Sure, they’re important… but no longer essential, since you have a deep connection with your prospect.

When you have a deep connection with someone, you don’t need to use bullet points, headlines and sales copy to sell them. In fact, when you have their trust, using low-level tactics can HURT your chances of making the sale.

This begs the question,

If Empathy Is So Powerful, Why Aren’t More People Doing It?

Tactics are easier to understand and easier to talk about.

It’s infinitely easier to slap a few catchy bullet points on your page than it is to actually take the time to understand your prospect.

But if the catchy bullets don’t resonate with your prospect, then they’re limp and dead in the water.

Empathy is a strategy and it’s harder to teach strategy than it is to teach tactics.

Everyone loves tactics because tactics are easy to talk about. Tactics are easy to value, because they are clear-cut. Bullet points, headline formulas and guarantees are all straightforward tactics that anyone can put into practice immediately.

But empathizing with the customer… how the hell do you do that?

Sounds cheesy, doesn’t it?

“I feel ya… man…”.

I’ve made the tactics mistake before.

Without empathy, you end up selling something to someone who doesn’t want what you’re selling.

Empathy isn’t complicated.

It’s just about giving people what they want.

Not telling them what they should want (ie. what most sales copy does).

GIVING them what they want.

There’s a big difference.

And this brings us to another, equally applicable definition of marketing:

Marketing is about connecting a group of people with what they want.

Marketing is the slippery slope you build between your prospect and the thing that will solve his problem.

That’s all.

So the first step, before you do anything else, is to find out what people want.

Then, your job is simple – connect your prospect with what he or she wants.

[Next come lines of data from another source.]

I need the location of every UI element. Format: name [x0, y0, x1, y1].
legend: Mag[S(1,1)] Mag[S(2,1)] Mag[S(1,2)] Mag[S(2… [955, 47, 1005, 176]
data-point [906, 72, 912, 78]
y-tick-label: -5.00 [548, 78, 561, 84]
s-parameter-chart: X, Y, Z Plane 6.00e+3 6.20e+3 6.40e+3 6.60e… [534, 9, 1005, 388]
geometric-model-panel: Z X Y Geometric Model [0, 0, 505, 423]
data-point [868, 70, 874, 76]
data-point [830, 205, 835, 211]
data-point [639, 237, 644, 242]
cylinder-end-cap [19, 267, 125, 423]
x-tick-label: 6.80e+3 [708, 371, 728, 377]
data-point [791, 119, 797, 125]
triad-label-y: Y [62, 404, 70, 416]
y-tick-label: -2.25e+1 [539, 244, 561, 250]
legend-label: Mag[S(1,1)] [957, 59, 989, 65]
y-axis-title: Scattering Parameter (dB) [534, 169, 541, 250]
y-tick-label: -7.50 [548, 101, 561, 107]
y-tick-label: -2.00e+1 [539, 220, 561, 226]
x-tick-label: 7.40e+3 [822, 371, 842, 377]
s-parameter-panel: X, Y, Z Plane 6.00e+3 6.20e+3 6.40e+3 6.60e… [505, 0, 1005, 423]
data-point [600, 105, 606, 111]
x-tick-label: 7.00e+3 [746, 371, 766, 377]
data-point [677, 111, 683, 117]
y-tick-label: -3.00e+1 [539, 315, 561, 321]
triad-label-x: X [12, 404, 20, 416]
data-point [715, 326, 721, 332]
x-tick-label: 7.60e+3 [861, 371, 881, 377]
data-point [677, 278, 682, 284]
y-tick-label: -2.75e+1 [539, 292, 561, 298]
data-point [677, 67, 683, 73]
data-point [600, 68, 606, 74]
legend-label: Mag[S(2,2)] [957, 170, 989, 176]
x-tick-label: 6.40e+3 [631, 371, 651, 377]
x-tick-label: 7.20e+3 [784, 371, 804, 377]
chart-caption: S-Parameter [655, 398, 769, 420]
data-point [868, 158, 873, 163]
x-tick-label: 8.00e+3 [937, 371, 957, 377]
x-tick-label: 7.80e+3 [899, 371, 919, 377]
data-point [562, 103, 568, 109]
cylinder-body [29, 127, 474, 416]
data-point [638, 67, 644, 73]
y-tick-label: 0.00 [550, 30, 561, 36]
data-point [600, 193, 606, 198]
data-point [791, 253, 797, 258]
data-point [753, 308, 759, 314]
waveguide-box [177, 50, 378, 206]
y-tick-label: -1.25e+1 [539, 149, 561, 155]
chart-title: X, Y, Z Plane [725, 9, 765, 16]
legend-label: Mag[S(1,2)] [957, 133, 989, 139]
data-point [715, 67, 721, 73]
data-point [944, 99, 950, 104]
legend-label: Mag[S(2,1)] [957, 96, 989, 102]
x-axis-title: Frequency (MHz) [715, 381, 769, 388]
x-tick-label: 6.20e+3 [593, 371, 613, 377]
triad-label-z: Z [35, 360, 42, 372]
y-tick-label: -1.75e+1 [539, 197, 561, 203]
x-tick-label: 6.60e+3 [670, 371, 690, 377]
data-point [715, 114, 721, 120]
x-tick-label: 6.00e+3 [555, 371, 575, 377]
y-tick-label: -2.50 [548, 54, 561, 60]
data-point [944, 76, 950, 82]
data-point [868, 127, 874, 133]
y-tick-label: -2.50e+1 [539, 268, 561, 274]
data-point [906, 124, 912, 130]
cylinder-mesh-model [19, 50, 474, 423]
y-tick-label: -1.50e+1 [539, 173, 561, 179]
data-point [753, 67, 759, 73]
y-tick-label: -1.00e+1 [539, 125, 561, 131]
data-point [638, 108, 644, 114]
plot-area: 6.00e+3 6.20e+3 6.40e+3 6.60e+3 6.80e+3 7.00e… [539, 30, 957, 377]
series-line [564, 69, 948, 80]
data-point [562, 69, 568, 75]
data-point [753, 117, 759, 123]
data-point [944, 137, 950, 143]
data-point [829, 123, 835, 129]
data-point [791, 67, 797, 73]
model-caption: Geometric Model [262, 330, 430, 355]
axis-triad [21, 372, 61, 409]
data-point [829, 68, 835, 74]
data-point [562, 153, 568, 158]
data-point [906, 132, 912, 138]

Once you know what they want, you have your offer… and since it’s based in empathy, it’s a damn good offer, because you know exactly what people want.

Here’s the great thing about great offers (and empathy):

  • With a great offer, you can have bad copy and still make money.
  • With a poor offer, even great copy won’t make it sell.

Use empathy to infuse your marketing with power.

That’s The Philosophy… But How The Heck Do You Apply It?

This is all fine and dandy, but the real magic happens when you apply it.

Here are 4 things I like to do.

1. Forget tactics, at least in the beginning.

I explain this above. If you want to make a lot of money, stop thinking tactically.

Think strategically… with empathy being the underlying strategy that makes marketing work.

2. Ask the question, “What do people actually want?”

Put a piece of paper in front of you. Or open up a text editor on your computer.

Then brainstorm. What do people want? What problems do they have and how can you solve them?

Remember, empathize with your customer. How do they feel? What are their wants, needs, dreams and desires?

3. The 3-Question Survey

Have a list? Create a survey in Google Docs (it’s free) and send the following three questions to your list:

  1. What is the end result that you want to achieve?
  2. What is your biggest fear in attaining this goal?
  3. Is there a timeline you’d like to achieve that result?

Create a free PDF, audio or video and tell them they’ll get it when they complete the survey.

A month ago, I sent this exact survey to my list. I received almost 150 responses. At the end of the free PDF I gave for completing the survey, I provided a link to a relevant product. I made three sales.

The survey created valuable market data (150 responses) and $150 in revenue… and it took one or two hours to create. Not bad.

4. The Facts, Benefits, Offer Formula

I use this formula before writing a sales letter.

  1. Make a comprehensive list of facts about the product.
  2. Turn as many of those facts into benefits.
  3. Create a compelling offer.

I wrote a full post about this here.

. . .

This is what I have been thinking about lately. I like to break things down to their simplest form. Obviously, marketing is much more than just understanding what people want. But broken down to the basic principle… the fundamental idea…

Marketing = Empathy

Marketing is about understanding what people want… and giving it to them.